Едем с пушками то по полянам, то продираясь сквозь кусты. По пути какой-то солдат сует мне ржаной сухарь с кусочком сала. Механически беру и пихаю в карман, но потом досадую: "Зачем мне этот сухарь, когда скоро привезут завтрак?" К своей величайшей досаде обнаруживаю, что ночью у меня исчезла запасная обойма к моему пистолету. Пистолет на месте, а обоймы с патронами нет. Позаимствовать не у кого - патроны дефицитны. Теперь я фактически безоружен. Кто взял - не знаю.
Наконец, впереди просвет. Останавливаю упряжки и сам с командирами орудий иду вперед. Выходим на Балтийскую железную дорогу недалеко от станции Пудость. Впереди поле, а дальше какие-то деревни. Слабый ветерок с юга доносит тяжелый трупный запах. Это из того противотанкового рва, который видели вчера. Как рассказывают, несколько дней тому назад через ров отходила какая-то наша часть, а немецкие парашютисты засели во рву и стреляли из-за углов вдоль прямых участков. Трупы во рву не убраны.
Многое из построенного нами использовали немцы. Там обжили наши доты, здесь использовали нами же вырытые рвы. Вообще укрепленные районы планируются генералами в твердом убеждении, что противник будет наступать именно оттуда и именно так, как генералы считают. Но противник обычно действует по-иному. А поэтому все эти доты, рвы, эскарпы и прочие громоздкие творения военной теории нередко оказываются, в лучшем случае, бесполезными.
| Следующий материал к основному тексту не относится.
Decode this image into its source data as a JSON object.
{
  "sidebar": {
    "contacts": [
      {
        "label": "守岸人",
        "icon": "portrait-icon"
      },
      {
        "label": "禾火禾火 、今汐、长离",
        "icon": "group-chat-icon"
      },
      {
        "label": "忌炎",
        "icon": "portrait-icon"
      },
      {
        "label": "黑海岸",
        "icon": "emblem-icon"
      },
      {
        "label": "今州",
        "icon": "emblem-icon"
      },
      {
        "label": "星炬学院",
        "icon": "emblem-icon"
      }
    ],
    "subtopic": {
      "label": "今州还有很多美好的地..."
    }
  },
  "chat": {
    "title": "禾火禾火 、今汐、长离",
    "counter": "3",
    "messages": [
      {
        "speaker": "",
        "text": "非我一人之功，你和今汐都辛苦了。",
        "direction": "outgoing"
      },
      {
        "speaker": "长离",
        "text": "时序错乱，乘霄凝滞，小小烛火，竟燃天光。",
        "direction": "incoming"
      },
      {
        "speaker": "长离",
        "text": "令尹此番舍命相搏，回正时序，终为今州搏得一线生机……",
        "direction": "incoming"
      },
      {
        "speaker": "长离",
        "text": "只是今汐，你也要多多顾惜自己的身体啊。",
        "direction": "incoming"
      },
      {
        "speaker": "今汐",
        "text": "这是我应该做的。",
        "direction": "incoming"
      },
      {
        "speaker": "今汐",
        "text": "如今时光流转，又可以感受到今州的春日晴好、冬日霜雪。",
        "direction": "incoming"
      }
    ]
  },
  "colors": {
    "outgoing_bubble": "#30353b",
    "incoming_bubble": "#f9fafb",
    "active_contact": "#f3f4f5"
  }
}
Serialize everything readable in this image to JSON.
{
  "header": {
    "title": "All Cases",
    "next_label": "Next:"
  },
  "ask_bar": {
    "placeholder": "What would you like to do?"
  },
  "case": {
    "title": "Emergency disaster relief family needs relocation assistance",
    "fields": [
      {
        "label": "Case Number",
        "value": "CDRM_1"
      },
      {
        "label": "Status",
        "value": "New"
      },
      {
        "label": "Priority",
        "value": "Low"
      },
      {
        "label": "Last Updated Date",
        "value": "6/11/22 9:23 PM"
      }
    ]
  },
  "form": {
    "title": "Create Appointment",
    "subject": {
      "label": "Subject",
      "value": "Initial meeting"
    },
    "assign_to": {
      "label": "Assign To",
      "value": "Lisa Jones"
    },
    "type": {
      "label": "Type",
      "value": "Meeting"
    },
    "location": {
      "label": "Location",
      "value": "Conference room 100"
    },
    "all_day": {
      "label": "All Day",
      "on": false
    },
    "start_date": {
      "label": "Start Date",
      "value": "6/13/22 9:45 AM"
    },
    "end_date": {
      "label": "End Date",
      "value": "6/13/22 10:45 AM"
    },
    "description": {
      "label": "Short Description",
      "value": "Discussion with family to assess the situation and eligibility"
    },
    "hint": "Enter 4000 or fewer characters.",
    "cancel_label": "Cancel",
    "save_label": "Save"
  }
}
Ставим орудия в ольховой заросли у железной дороги. Не скажу, чтобы позиция была удачной, но выбирать не из чего. Во всяком случае, хоть видно вперед и есть хоть какая-то маскировка, а об остальном пусть судит лучший экзаменатор - противник. Внимательно осматриваю местность кругом. Кажется, никаких соседей - ни пехоты, ни артиллерии - у нас нет. Неподалеку, на откосе насыпи, лежит опрокинутый паровоз с задранными вверх колесами. Зрелище непривычное: сколько видел паровозов, но в таком ракурсе - никогда. В этой необычности, как и во многом на войне, есть своя прелесть. В конце концов, мирная жизнь, где все аккуратно расставлено по местам, где все буднично и привычно, тоже приедается. Человек в равной мере как созидатель, так и разрушитель. У ребенка это выражено откровенно, а у взрослого глубоко спрятано. Но взгляните, с каким удовольствием все мы, оставив свои дела, спешим посмотреть на пожар, наводнение, автомобильную катастрофу. Так вот на войне можно не только посмотреть, но и поучаствовать в разрушениях.
Чтобы разведать обстановку, беру двоих и иду через полотно железной дороги в поле. Только прошли полосу придорожного ельника и стали подниматься на невысокий бугорок, как совсем близко шлепнулись две мины. Значит, нас заметили, а откуда стреляли - мы не видели. Кажется, не издалека. Возвращаемся на батарею.
На сердце сумрачно, гнетет какая-то апатия и равнодушие. Замечаю такое же состояние и у других. Сказывается усталость и неопределенность положения и какое-то предчувствие. В мирной жизни это нередко наползающее чувство апатии и равнодушия, свойственное всем людям, не грозит ничем. Но в кризисных состояниях, когда идет игра со смертью, это опасно. Понимаю, но ничего поделать не могу. Да и положение трудное, что, как мне кажется, чувствуют все. Э, да будь что будет!
Тем временем где-то неподалеку невидимый нами дирижер взмахнул палочкой, и заиграл оркестр смерти. С выдохом заухали минометы, забили барабаны разрывов; понемногу в эту симфонию вплелись короткие и протяжные трели пулеметов и автоматов. Но где это? Впереди нет ничего. Как будто это по сторонам и сзади, откуда мы приехали.
Лейтенант Афонасьев нервничает:
- Это танки, минометы. Я знаю, надо сейчас же уходить.
- Куда уходить? Стой!
Подаю команду, просто чтобы разрядить напряжение, так как куда стрелять, не знаю:
- К бою! Заряжай шрапнелью. Трубка на картечь.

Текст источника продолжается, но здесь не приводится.